Words: Danielle Cohen ‘18

Photos: Tricia Merlino ‘18

The members of Mom are what I like to call VQHs – Very Quirky Humans.

They are endearingly silly and adorably weird.

They are also virtually impossible to interview.

I should start by mentioning that I interviewed Mom in the middle of a field – specifically, the field behind Long Lane Farms, where they posed for exceedingly cute photographs, contemplated creating a human totem pole, and discussed what they’ll do at dinner parties when they’re old and rich.

Answering in semi-sarcastic witticisms and slightly absurd jokes, Mom rarely responds to questions in any sort of traditional way. The sunny fall afternoon I spent with them in the field behind Long Lane Farms proved one of the most delightful and intriguing (albeit challenging) interviews I’ve conducted thus far.

It’s unclear how the three members of Mom – Jonah Wolfson ‘17, Sam Friedman ’18, and Ben Klausner ’18 – came together. When I asked how they formed, Ben replied, “In our mother’s wombs.” Either way, their cohesiveness is clear in conversation: They build on each other’s jokes and puns, extending each to its most outlandish limits. What’s more, they revel quietly in their humor, either remaining completely deadpan or letting out a brief chuckle at the most.

Their name seems to have risen as spontaneously as the group itself. The only previously considered band name they recall is “The Moms,” which quickly become “Mom” – and the name stuck.

“We wanted to be called Kanye West but someone had taken that,” Sam kids – still deadpan.

While Mom remained somewhat mysterious about their background, I was able to squeeze some logistical information out of them. Their inaugural performance was last May at 200 Church, where they opened for Sneaky Sugars. When I mention the performance, which actually occurred before Jonah joined the group, Sam jokingly corrects me, with winking charm, “Actually, Sneaky closed for us.”

Since their inception, they’ve been playing at various concerts, including the MASH at the beginning of this year. Their favorite show was September’s performance at Art House, where they opened for Chef, which you may remember as “that time Art House turned into the Amazon rainforest.” They sarcastically cite the humidity as the quality that made it so memorable.

All the members of the group contribute to writing their original pieces, oftentimes free-styling in jams or throwing jokes into songs, until the night before concerts, when Ben writes more official, serious lyrics. They’ve also done a slew of covers, ranging from Green Day’s “Basket Case” to Kanye West’s “Runaway.” They tell me Joey Chipman ’18 is their manager, and identify Noah St. John ’18 as their hype man. And, they’ve already come up with the name of their album (for which they have yet to write or record songs): Pretty, Happy, Good.
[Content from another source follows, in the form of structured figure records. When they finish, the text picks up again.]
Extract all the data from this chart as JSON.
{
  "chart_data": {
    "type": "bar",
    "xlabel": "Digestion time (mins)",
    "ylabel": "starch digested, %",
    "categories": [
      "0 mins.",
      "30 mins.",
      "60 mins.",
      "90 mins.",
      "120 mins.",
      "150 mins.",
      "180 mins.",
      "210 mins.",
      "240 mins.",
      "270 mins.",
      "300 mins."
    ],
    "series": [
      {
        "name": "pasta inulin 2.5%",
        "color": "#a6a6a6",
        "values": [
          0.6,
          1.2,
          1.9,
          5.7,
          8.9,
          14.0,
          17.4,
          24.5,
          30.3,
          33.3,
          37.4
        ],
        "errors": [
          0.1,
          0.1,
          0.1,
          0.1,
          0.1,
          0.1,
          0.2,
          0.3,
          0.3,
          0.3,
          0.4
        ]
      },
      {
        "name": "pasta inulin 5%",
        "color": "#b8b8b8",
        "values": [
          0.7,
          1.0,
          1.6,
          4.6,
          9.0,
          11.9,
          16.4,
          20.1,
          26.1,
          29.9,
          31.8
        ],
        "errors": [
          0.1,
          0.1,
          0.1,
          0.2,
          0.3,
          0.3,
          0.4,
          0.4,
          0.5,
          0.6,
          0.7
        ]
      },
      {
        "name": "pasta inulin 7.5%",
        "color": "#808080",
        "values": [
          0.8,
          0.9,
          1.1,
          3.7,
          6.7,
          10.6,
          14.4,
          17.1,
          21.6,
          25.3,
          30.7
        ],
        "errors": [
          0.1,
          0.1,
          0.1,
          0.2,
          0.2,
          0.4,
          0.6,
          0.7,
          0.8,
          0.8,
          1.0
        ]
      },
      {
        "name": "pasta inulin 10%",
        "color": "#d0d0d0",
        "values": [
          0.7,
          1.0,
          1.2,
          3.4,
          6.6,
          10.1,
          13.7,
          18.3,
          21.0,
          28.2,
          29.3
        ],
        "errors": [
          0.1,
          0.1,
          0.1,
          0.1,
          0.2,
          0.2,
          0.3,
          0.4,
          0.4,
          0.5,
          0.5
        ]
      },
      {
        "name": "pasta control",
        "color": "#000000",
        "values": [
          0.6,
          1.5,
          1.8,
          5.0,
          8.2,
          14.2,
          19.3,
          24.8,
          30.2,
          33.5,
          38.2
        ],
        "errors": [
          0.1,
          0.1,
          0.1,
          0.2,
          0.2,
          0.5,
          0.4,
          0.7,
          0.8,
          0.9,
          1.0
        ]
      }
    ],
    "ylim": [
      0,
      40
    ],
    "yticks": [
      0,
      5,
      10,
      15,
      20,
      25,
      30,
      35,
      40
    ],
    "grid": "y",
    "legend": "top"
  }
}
“We’re the kind of Mom that tells our kids they can do whatever they want, and we actually mean it,” Ben announces.

Jonah adds, “But then the kid feels super responsible about it, so they don’t fuck up.”

So if Mom is a cool mom, I couldn’t help but wonder, who is their child? “Our kid is the music,” Ben replies mystically. Their “child” sounds like sometimes-peppy, sometimes-funky, sometimes-dissonant rock. The Facebook event for the initial 200 Church performance calls it “alternative, psychadelic, post-pubescent, mystery-rock.”

The members themselves, in classic Mom fashion, decide to use “less human-centric terms” to characterize their sound: Ben cites the image of a whale jumping out of the water and giving the bird above it a refreshing splash through its blowhole.

Sam says their music is like the first time you go on a roller coaster and aren’t scared. Then, after hearing Ben’s whale comparison, he comes up with a different one: “It’s like going on a whale watch, and then you don’t see whales for most of it, but at the end you see one crazy whale.”

After a couple minutes of passionate debate during which they consider “golf cart music” and “jet-ski music” (both deemed too bourgeois), the three of them finally settle on “scooter music” – Razr music, to be specific.

You can come up with your own description (human-centric or not) of Mom’s music by listening to it on their Bandcamp: Or, you can sit back and revel in their unapologetically quirky rock.